La rentabilité de Tesla, principal pilier de la fortune d’Elon Musk, repose sur la Chine, l’un des plus grands rivaux des États-Unis.
Tesla bénéficie d’un traitement de faveur en Chine, où Elon Musk entretient des relations particulièrement étroites avec les dirigeants du Parti communiste. Contrairement aux autres constructeurs automobiles étrangers, la marque a obtenu le droit de posséder et d’exploiter son usine locale sans s’associer à un partenaire chinois – une exception majeure.
Ce privilège a été déterminant : alors que les ventes de Tesla se sont effondrées aux États-Unis et en Europe l’an dernier, la Chine est restée son seul marché en croissance. C’est l’ouverture de la Gigafactory de Shanghai, il y a cinq ans, qui a changé la donne. Après une décennie de déficits, elle a permis à l’entreprise de retrouver l’équilibre financier. Depuis 2020, année où l’usine a atteint sa pleine capacité, Tesla est restée durablement rentable.
Aujourd’hui, face à des perspectives de ventes incertaines, la Chine représente plus que jamais un levier essentiel pour l’avenir de Tesla… et pour la fortune personnelle d’Elon Musk.
Elon Musk doit composer avec Pékin, qui pourrait exercer des pressions sur lui si les politiques de Donald Trump venaient à contrecarrer les priorités chinoises.
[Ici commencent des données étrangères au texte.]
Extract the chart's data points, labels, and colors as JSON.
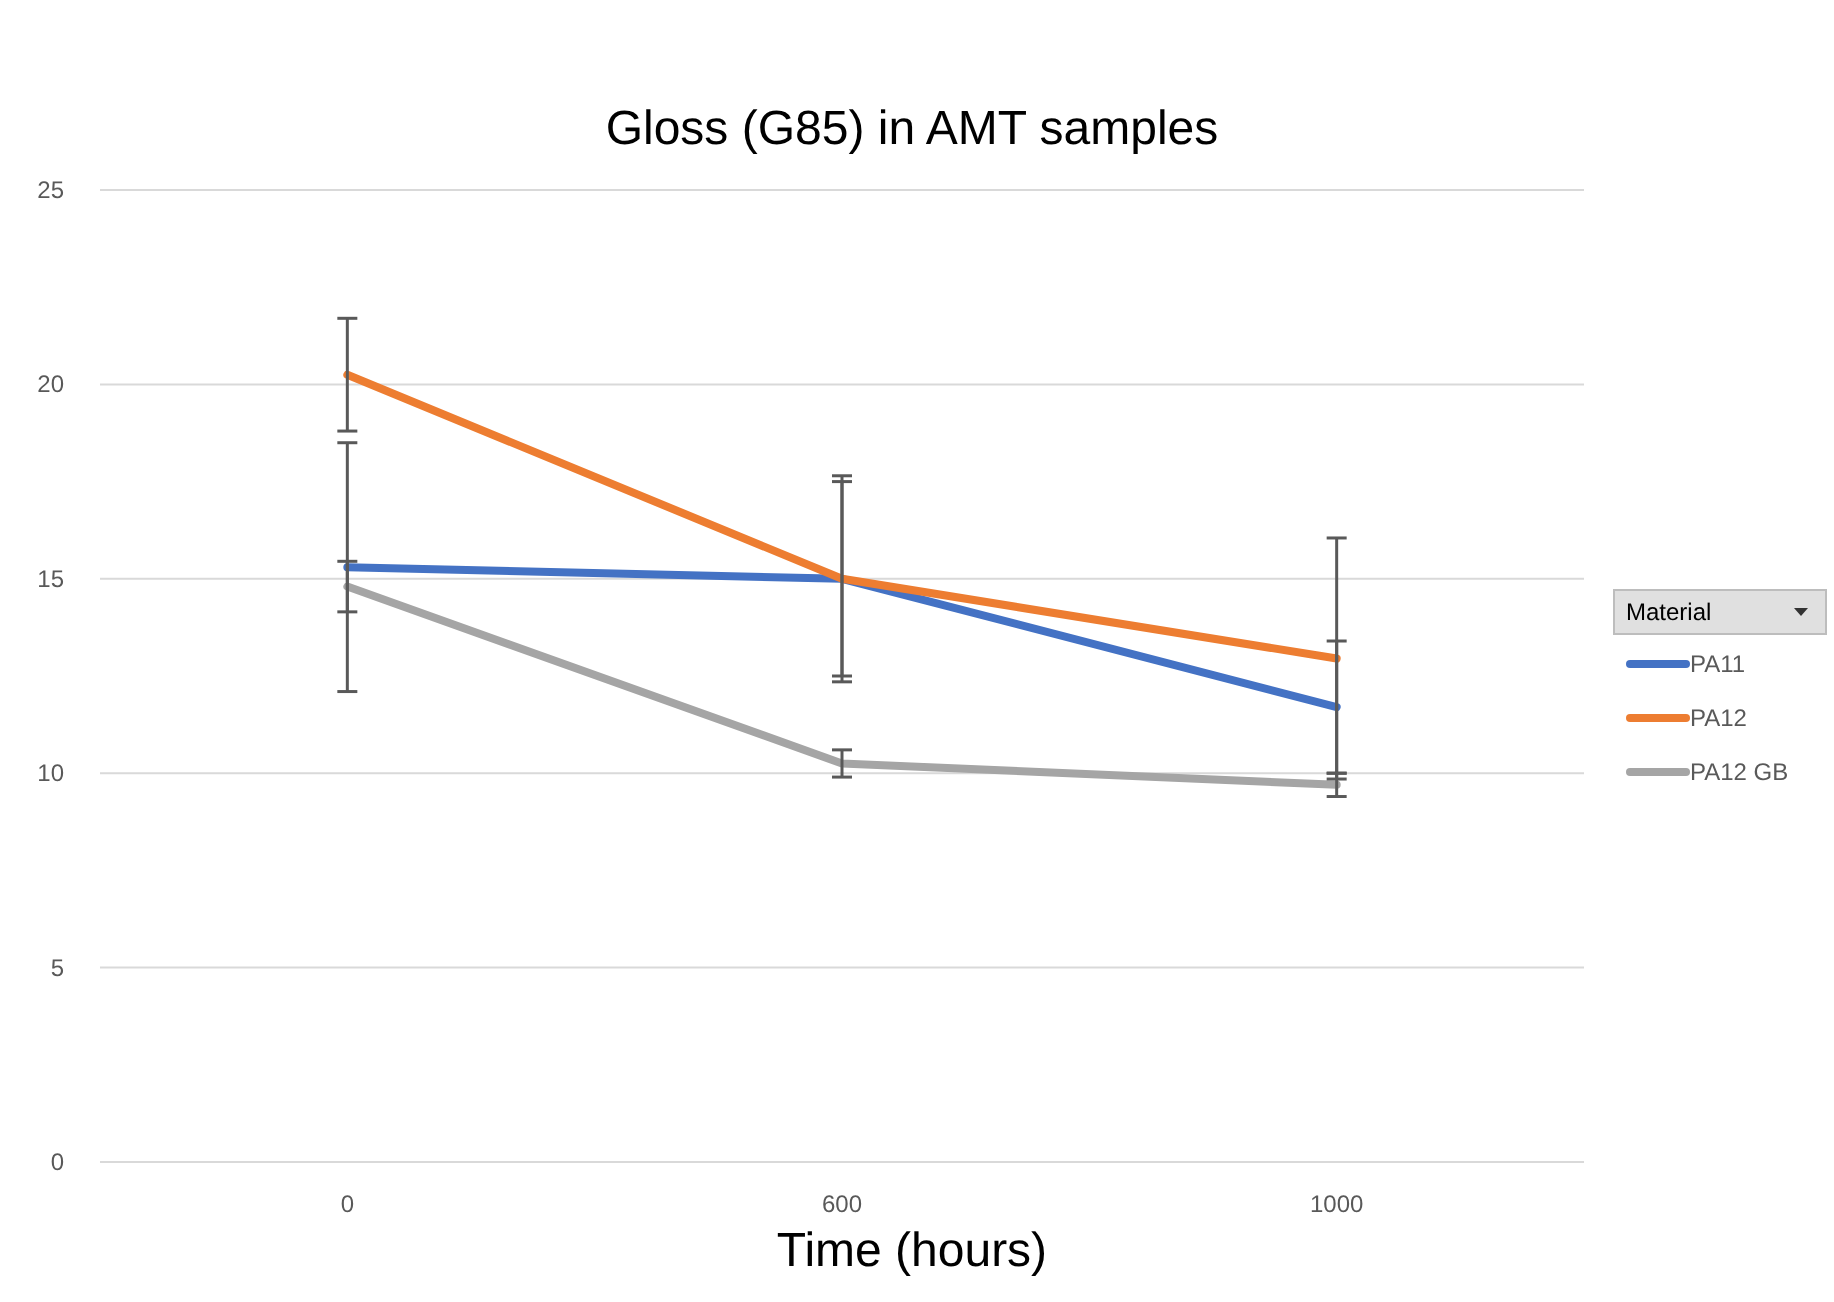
{
  "chart_data": {
    "type": "line",
    "title": "Gloss (G85) in AMT samples",
    "xlabel": "Time (hours)",
    "legend_title": "Material",
    "categories": [
      "0",
      "600",
      "1000"
    ],
    "series": [
      {
        "name": "PA11",
        "color": "#4472c4",
        "values": [
          15.3,
          15.0,
          11.7
        ],
        "errors": [
          3.2,
          2.5,
          1.7
        ]
      },
      {
        "name": "PA12",
        "color": "#ed7d31",
        "values": [
          20.25,
          15.0,
          12.95
        ],
        "errors": [
          1.45,
          2.65,
          3.1
        ]
      },
      {
        "name": "PA12 GB",
        "color": "#a5a5a5",
        "values": [
          14.8,
          10.25,
          9.7
        ],
        "errors": [
          0.65,
          0.35,
          0.3
        ]
      }
    ],
    "ylim": [
      0,
      25
    ],
    "yticks": [
      0,
      5,
      10,
      15,
      20,
      25
    ],
    "grid": "y",
    "legend": "right",
    "marker": "none",
    "line_style": "solid"
  }
}
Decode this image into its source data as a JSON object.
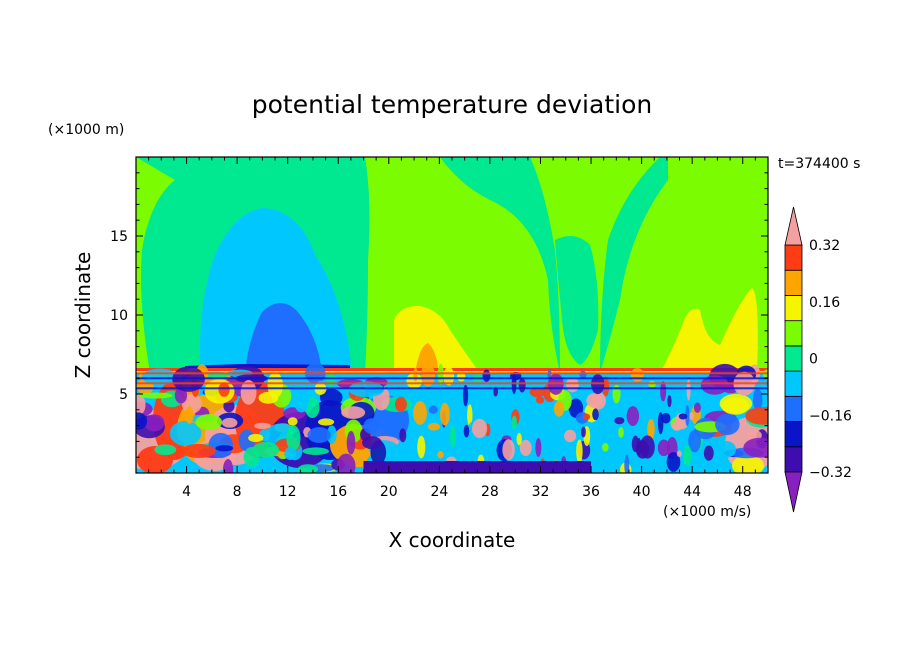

Loin des critiques acerbes qu’il réserve à l’ancien président Joe Biden, Musk adopte un ton bien plus conciliant envers les dirigeants chinois sur X, son réseau social. Cette proximité ne date pas d’hier : dès 2015, lors d’une visite en Chine, il proposait déjà aux responsables du Parti communiste d’y implanter une usine Tesla, selon Forbes.
Cette relation privilégiée s’est renforcée au fil des ans, notamment lors de la négociation pour l’ouverture de la Gigafactory de Shanghai, qui a bénéficié d’au moins 1,4 milliard de dollars de prêts accordés par des banques affiliées à l’État chinois. Durant ce processus, Elon Musk a travaillé en étroite collaboration avec Li Qiang, alors gouverneur de Shanghai et représentant du Parti communiste. Une alliance stratégique qui a porté ses fruits : aujourd’hui, Li est devenu le numéro deux du régime chinois, occupant depuis 2023 le poste de Premier ministre, juste derrière Xi Jinping.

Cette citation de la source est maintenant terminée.